Infine, per quanto riguarda gli studi contemporanei sul complesso manifatturiero–marketing–media, le sfide per la teoria e la ricerca sono quelle di stare al passo con la globalizzazione, di comprenderne le complessità e di monitorare i nuovi rapporti e modelli di business che si stanno formando tra marketing e media in risposta alla crescita delle nuove tecnologie. Di particolare interesse è il ruolo della pubblicità nel coltivare enormi nuovi mercati tra le classi medie emergenti di paesi diversi come Brasile, Russia, India e Cina, e la questione se tali mercati saranno incorporati nel complesso manifatturiero–marketing–media come lo abbiamo conosciuto.
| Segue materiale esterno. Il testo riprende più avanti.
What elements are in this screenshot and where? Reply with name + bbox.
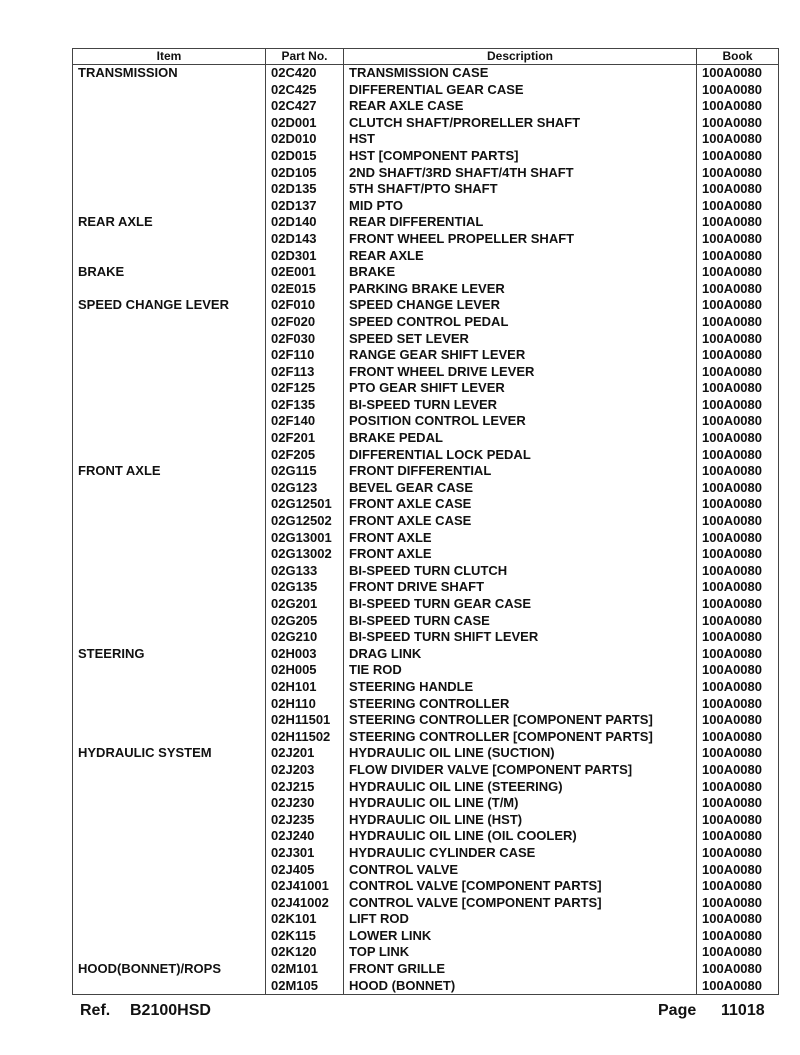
cell-book: 100A0080 <box>697 895 779 912</box>
cell-description: CONTROL VALVE [COMPONENT PARTS] <box>344 878 697 895</box>
table-row <box>73 795 779 812</box>
cell-part-no: 02H101 <box>266 679 344 696</box>
table-row <box>73 181 779 198</box>
table-row <box>73 364 779 381</box>
cell-item: REAR AXLE <box>73 214 266 231</box>
table-row <box>73 944 779 961</box>
cell-book: 100A0080 <box>697 745 779 762</box>
cell-description: BI-SPEED TURN LEVER <box>344 397 697 414</box>
cell-book: 100A0080 <box>697 98 779 115</box>
table-row <box>73 845 779 862</box>
cell-description: HYDRAULIC OIL LINE (T/M) <box>344 795 697 812</box>
cell-description: FLOW DIVIDER VALVE [COMPONENT PARTS] <box>344 762 697 779</box>
cell-description: HOOD (BONNET) <box>344 978 697 995</box>
cell-description: FRONT DIFFERENTIAL <box>344 463 697 480</box>
cell-description: FRONT AXLE <box>344 546 697 563</box>
table-row <box>73 115 779 132</box>
table-row <box>73 613 779 630</box>
cell-part-no: 02E001 <box>266 264 344 281</box>
table-row <box>73 546 779 563</box>
cell-part-no: 02J41002 <box>266 895 344 912</box>
cell-part-no: 02M105 <box>266 978 344 995</box>
cell-description: BI-SPEED TURN CLUTCH <box>344 563 697 580</box>
cell-part-no: 02J235 <box>266 812 344 829</box>
table-row <box>73 978 779 995</box>
cell-item <box>73 413 266 430</box>
cell-book: 100A0080 <box>697 729 779 746</box>
cell-item <box>73 331 266 348</box>
cell-description: HST <box>344 131 697 148</box>
cell-description: FRONT GRILLE <box>344 961 697 978</box>
cell-part-no: 02D010 <box>266 131 344 148</box>
cell-item <box>73 862 266 879</box>
cell-description: LIFT ROD <box>344 911 697 928</box>
cell-part-no: 02F125 <box>266 380 344 397</box>
cell-item <box>73 314 266 331</box>
cell-book: 100A0080 <box>697 297 779 314</box>
table-row <box>73 712 779 729</box>
ref-label: Ref. <box>80 1002 111 1019</box>
table-body <box>73 65 779 995</box>
cell-description: HYDRAULIC OIL LINE (OIL COOLER) <box>344 828 697 845</box>
table-row <box>73 331 779 348</box>
cell-description: HYDRAULIC CYLINDER CASE <box>344 845 697 862</box>
cell-description: REAR DIFFERENTIAL <box>344 214 697 231</box>
cell-description: BRAKE <box>344 264 697 281</box>
cell-item <box>73 281 266 298</box>
cell-item <box>73 513 266 530</box>
table-row <box>73 596 779 613</box>
cell-part-no: 02G12502 <box>266 513 344 530</box>
cell-description: MID PTO <box>344 198 697 215</box>
cell-item <box>73 795 266 812</box>
cell-book: 100A0080 <box>697 248 779 265</box>
table-row <box>73 447 779 464</box>
cell-part-no: 02G13001 <box>266 530 344 547</box>
table-row <box>73 297 779 314</box>
cell-item <box>73 895 266 912</box>
cell-part-no: 02D143 <box>266 231 344 248</box>
cell-book: 100A0080 <box>697 413 779 430</box>
cell-description: RANGE GEAR SHIFT LEVER <box>344 347 697 364</box>
table-row <box>73 65 779 82</box>
cell-part-no: 02K120 <box>266 944 344 961</box>
cell-part-no: 02H11502 <box>266 729 344 746</box>
cell-book: 100A0080 <box>697 513 779 530</box>
cell-description: STEERING CONTROLLER [COMPONENT PARTS] <box>344 712 697 729</box>
cell-book: 100A0080 <box>697 397 779 414</box>
cell-book: 100A0080 <box>697 214 779 231</box>
column-header-item: Item <box>73 49 266 65</box>
table-row <box>73 413 779 430</box>
cell-part-no: 02K115 <box>266 928 344 945</box>
cell-item <box>73 131 266 148</box>
cell-description: FRONT AXLE CASE <box>344 496 697 513</box>
cell-description: CONTROL VALVE [COMPONENT PARTS] <box>344 895 697 912</box>
cell-item <box>73 596 266 613</box>
cell-part-no: 02F113 <box>266 364 344 381</box>
page-footer <box>80 1002 770 1024</box>
table-row <box>73 314 779 331</box>
cell-description: SPEED SET LEVER <box>344 331 697 348</box>
cell-description: FRONT WHEEL DRIVE LEVER <box>344 364 697 381</box>
cell-part-no: 02E015 <box>266 281 344 298</box>
cell-part-no: 02H110 <box>266 696 344 713</box>
cell-part-no: 02J240 <box>266 828 344 845</box>
cell-book: 100A0080 <box>697 314 779 331</box>
cell-description: TOP LINK <box>344 944 697 961</box>
cell-book: 100A0080 <box>697 430 779 447</box>
table-row <box>73 961 779 978</box>
table-row <box>73 131 779 148</box>
table-row <box>73 231 779 248</box>
table-row <box>73 463 779 480</box>
table-row <box>73 762 779 779</box>
cell-part-no: 02C427 <box>266 98 344 115</box>
cell-part-no: 02J301 <box>266 845 344 862</box>
parts-index-sheet <box>72 48 778 995</box>
table-row <box>73 679 779 696</box>
cell-item <box>73 496 266 513</box>
cell-item <box>73 115 266 132</box>
cell-description: 2ND SHAFT/3RD SHAFT/4TH SHAFT <box>344 165 697 182</box>
cell-description: PTO GEAR SHIFT LEVER <box>344 380 697 397</box>
cell-description: FRONT AXLE CASE <box>344 513 697 530</box>
cell-part-no: 02G205 <box>266 613 344 630</box>
table-row <box>73 347 779 364</box>
table-row <box>73 812 779 829</box>
page-label: Page <box>658 1002 697 1019</box>
cell-item: HOOD(BONNET)/ROPS <box>73 961 266 978</box>
cell-item <box>73 148 266 165</box>
cell-description: HYDRAULIC OIL LINE (SUCTION) <box>344 745 697 762</box>
cell-description: DRAG LINK <box>344 646 697 663</box>
cell-item <box>73 978 266 995</box>
table-row <box>73 513 779 530</box>
cell-description: SPEED CONTROL PEDAL <box>344 314 697 331</box>
cell-part-no: 02J203 <box>266 762 344 779</box>
cell-part-no: 02G210 <box>266 629 344 646</box>
cell-part-no: 02F010 <box>266 297 344 314</box>
cell-item <box>73 380 266 397</box>
cell-part-no: 02F110 <box>266 347 344 364</box>
cell-description: HYDRAULIC OIL LINE (HST) <box>344 812 697 829</box>
table-row <box>73 397 779 414</box>
cell-part-no: 02D301 <box>266 248 344 265</box>
table-row <box>73 878 779 895</box>
cell-description: LOWER LINK <box>344 928 697 945</box>
cell-part-no: 02G201 <box>266 596 344 613</box>
cell-item <box>73 430 266 447</box>
cell-book: 100A0080 <box>697 496 779 513</box>
column-header-part-no: Part No. <box>266 49 344 65</box>
cell-book: 100A0080 <box>697 480 779 497</box>
cell-part-no: 02J230 <box>266 795 344 812</box>
cell-item <box>73 347 266 364</box>
cell-description: FRONT DRIVE SHAFT <box>344 579 697 596</box>
cell-book: 100A0080 <box>697 961 779 978</box>
cell-book: 100A0080 <box>697 696 779 713</box>
table-row <box>73 264 779 281</box>
cell-book: 100A0080 <box>697 662 779 679</box>
parts-table <box>72 48 779 995</box>
cell-part-no: 02G13002 <box>266 546 344 563</box>
cell-item <box>73 911 266 928</box>
cell-book: 100A0080 <box>697 679 779 696</box>
cell-part-no: 02D105 <box>266 165 344 182</box>
cell-item <box>73 231 266 248</box>
cell-book: 100A0080 <box>697 463 779 480</box>
cell-book: 100A0080 <box>697 231 779 248</box>
cell-part-no: 02F030 <box>266 331 344 348</box>
table-row <box>73 380 779 397</box>
cell-book: 100A0080 <box>697 181 779 198</box>
cell-item <box>73 812 266 829</box>
cell-description: BRAKE PEDAL <box>344 430 697 447</box>
cell-description: SPEED CHANGE LEVER <box>344 297 697 314</box>
cell-part-no: 02H003 <box>266 646 344 663</box>
cell-description: FRONT AXLE <box>344 530 697 547</box>
cell-item <box>73 779 266 796</box>
cell-book: 100A0080 <box>697 779 779 796</box>
cell-item <box>73 82 266 99</box>
column-header-book: Book <box>697 49 779 65</box>
cell-item <box>73 530 266 547</box>
cell-item <box>73 944 266 961</box>
cell-description: BEVEL GEAR CASE <box>344 480 697 497</box>
cell-item <box>73 662 266 679</box>
model-reference: B2100HSD <box>130 1002 211 1019</box>
cell-item <box>73 364 266 381</box>
cell-book: 100A0080 <box>697 596 779 613</box>
cell-item <box>73 712 266 729</box>
cell-part-no: 02F135 <box>266 397 344 414</box>
table-row <box>73 629 779 646</box>
cell-description: REAR AXLE CASE <box>344 98 697 115</box>
cell-part-no: 02J405 <box>266 862 344 879</box>
cell-description: TRANSMISSION CASE <box>344 65 697 82</box>
cell-item <box>73 480 266 497</box>
cell-description: BI-SPEED TURN CASE <box>344 613 697 630</box>
cell-part-no: 02H005 <box>266 662 344 679</box>
table-row <box>73 745 779 762</box>
cell-item <box>73 397 266 414</box>
cell-book: 100A0080 <box>697 629 779 646</box>
cell-book: 100A0080 <box>697 911 779 928</box>
table-row <box>73 696 779 713</box>
table-row <box>73 563 779 580</box>
table-row <box>73 165 779 182</box>
cell-book: 100A0080 <box>697 347 779 364</box>
table-row <box>73 248 779 265</box>
table-row <box>73 646 779 663</box>
cell-description: DIFFERENTIAL LOCK PEDAL <box>344 447 697 464</box>
table-row <box>73 862 779 879</box>
cell-book: 100A0080 <box>697 281 779 298</box>
table-row <box>73 480 779 497</box>
table-row <box>73 530 779 547</box>
cell-book: 100A0080 <box>697 165 779 182</box>
table-row <box>73 98 779 115</box>
cell-item <box>73 828 266 845</box>
cell-book: 100A0080 <box>697 380 779 397</box>
cell-book: 100A0080 <box>697 795 779 812</box>
cell-book: 100A0080 <box>697 331 779 348</box>
cell-item <box>73 762 266 779</box>
cell-part-no: 02H11501 <box>266 712 344 729</box>
cell-part-no: 02C420 <box>266 65 344 82</box>
cell-item <box>73 928 266 945</box>
cell-part-no: 02F205 <box>266 447 344 464</box>
cell-part-no: 02G115 <box>266 463 344 480</box>
cell-part-no: 02F201 <box>266 430 344 447</box>
cell-item <box>73 563 266 580</box>
cell-description: 5TH SHAFT/PTO SHAFT <box>344 181 697 198</box>
cell-description: CONTROL VALVE <box>344 862 697 879</box>
cell-description: TIE ROD <box>344 662 697 679</box>
cell-part-no: 02G123 <box>266 480 344 497</box>
table-row <box>73 729 779 746</box>
cell-description: PARKING BRAKE LEVER <box>344 281 697 298</box>
cell-description: POSITION CONTROL LEVER <box>344 413 697 430</box>
cell-part-no: 02D137 <box>266 198 344 215</box>
table-row <box>73 662 779 679</box>
cell-book: 100A0080 <box>697 131 779 148</box>
cell-description: STEERING CONTROLLER <box>344 696 697 713</box>
cell-part-no: 02J41001 <box>266 878 344 895</box>
cell-book: 100A0080 <box>697 978 779 995</box>
cell-book: 100A0080 <box>697 198 779 215</box>
page-number: 11018 <box>721 1002 765 1019</box>
column-header-description: Description <box>344 49 697 65</box>
cell-part-no: 02J201 <box>266 745 344 762</box>
cell-item <box>73 181 266 198</box>
table-row <box>73 214 779 231</box>
cell-item: BRAKE <box>73 264 266 281</box>
cell-description: STEERING CONTROLLER [COMPONENT PARTS] <box>344 729 697 746</box>
table-row <box>73 779 779 796</box>
cell-part-no: 02D135 <box>266 181 344 198</box>
cell-item: SPEED CHANGE LEVER <box>73 297 266 314</box>
cell-book: 100A0080 <box>697 148 779 165</box>
cell-part-no: 02M101 <box>266 961 344 978</box>
cell-book: 100A0080 <box>697 447 779 464</box>
table-row <box>73 828 779 845</box>
table-row <box>73 579 779 596</box>
cell-item <box>73 679 266 696</box>
cell-description: HYDRAULIC OIL LINE (STEERING) <box>344 779 697 796</box>
cell-item <box>73 696 266 713</box>
header-row <box>73 49 779 65</box>
cell-book: 100A0080 <box>697 712 779 729</box>
cell-item <box>73 845 266 862</box>
cell-description: CLUTCH SHAFT/PRORELLER SHAFT <box>344 115 697 132</box>
cell-book: 100A0080 <box>697 613 779 630</box>
table-row <box>73 496 779 513</box>
cell-part-no: 02G12501 <box>266 496 344 513</box>
cell-description: HST [COMPONENT PARTS] <box>344 148 697 165</box>
cell-book: 100A0080 <box>697 579 779 596</box>
cell-part-no: 02D140 <box>266 214 344 231</box>
cell-item <box>73 613 266 630</box>
cell-item <box>73 447 266 464</box>
cell-item <box>73 546 266 563</box>
cell-part-no: 02G133 <box>266 563 344 580</box>
table-row <box>73 895 779 912</box>
table-row <box>73 430 779 447</box>
cell-book: 100A0080 <box>697 530 779 547</box>
cell-part-no: 02D001 <box>266 115 344 132</box>
cell-book: 100A0080 <box>697 646 779 663</box>
table-row <box>73 928 779 945</box>
cell-book: 100A0080 <box>697 845 779 862</box>
cell-book: 100A0080 <box>697 828 779 845</box>
cell-book: 100A0080 <box>697 762 779 779</box>
cell-book: 100A0080 <box>697 862 779 879</box>
table-row <box>73 148 779 165</box>
cell-item: TRANSMISSION <box>73 65 266 82</box>
cell-description: DIFFERENTIAL GEAR CASE <box>344 82 697 99</box>
cell-book: 100A0080 <box>697 364 779 381</box>
cell-item <box>73 165 266 182</box>
cell-item <box>73 729 266 746</box>
table-row <box>73 281 779 298</box>
cell-book: 100A0080 <box>697 812 779 829</box>
table-row <box>73 198 779 215</box>
cell-item <box>73 198 266 215</box>
cell-item: STEERING <box>73 646 266 663</box>
table-row <box>73 911 779 928</box>
cell-part-no: 02F140 <box>266 413 344 430</box>
cell-item: FRONT AXLE <box>73 463 266 480</box>
cell-book: 100A0080 <box>697 82 779 99</box>
cell-item <box>73 579 266 596</box>
cell-description: STEERING HANDLE <box>344 679 697 696</box>
cell-part-no: 02K101 <box>266 911 344 928</box>
cell-part-no: 02C425 <box>266 82 344 99</box>
cell-item <box>73 248 266 265</box>
cell-part-no: 02J215 <box>266 779 344 796</box>
cell-book: 100A0080 <box>697 115 779 132</box>
cell-description: BI-SPEED TURN GEAR CASE <box>344 596 697 613</box>
cell-item: HYDRAULIC SYSTEM <box>73 745 266 762</box>
cell-part-no: 02G135 <box>266 579 344 596</box>
cell-book: 100A0080 <box>697 546 779 563</box>
cell-item <box>73 98 266 115</box>
cell-description: FRONT WHEEL PROPELLER SHAFT <box>344 231 697 248</box>
cell-book: 100A0080 <box>697 65 779 82</box>
cell-item <box>73 878 266 895</box>
table-row <box>73 82 779 99</box>
cell-book: 100A0080 <box>697 928 779 945</box>
cell-item <box>73 629 266 646</box>
cell-book: 100A0080 <box>697 563 779 580</box>
cell-book: 100A0080 <box>697 944 779 961</box>
cell-part-no: 02F020 <box>266 314 344 331</box>
cell-description: REAR AXLE <box>344 248 697 265</box>
cell-part-no: 02D015 <box>266 148 344 165</box>
cell-book: 100A0080 <box>697 878 779 895</box>
cell-description: BI-SPEED TURN SHIFT LEVER <box>344 629 697 646</box>
cell-book: 100A0080 <box>697 264 779 281</box>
Sul fronte tecnologico, l’apparente divario tra “nuovi” e “vecchi”, o “social” e “mass media”, rispettivamente, è stato colmato attraverso campagne pubblicitarie sempre più montate su una base “multipiattaforma”. I media mobili che consentono l’accesso a Internet, in particolare i cellulari e i tablet “intelligenti”, rappresentano una nuova frontiera e hanno aperto la strada a un targeting senza precedenti della pubblicità in base alla posizione fisica precisa dell’utente.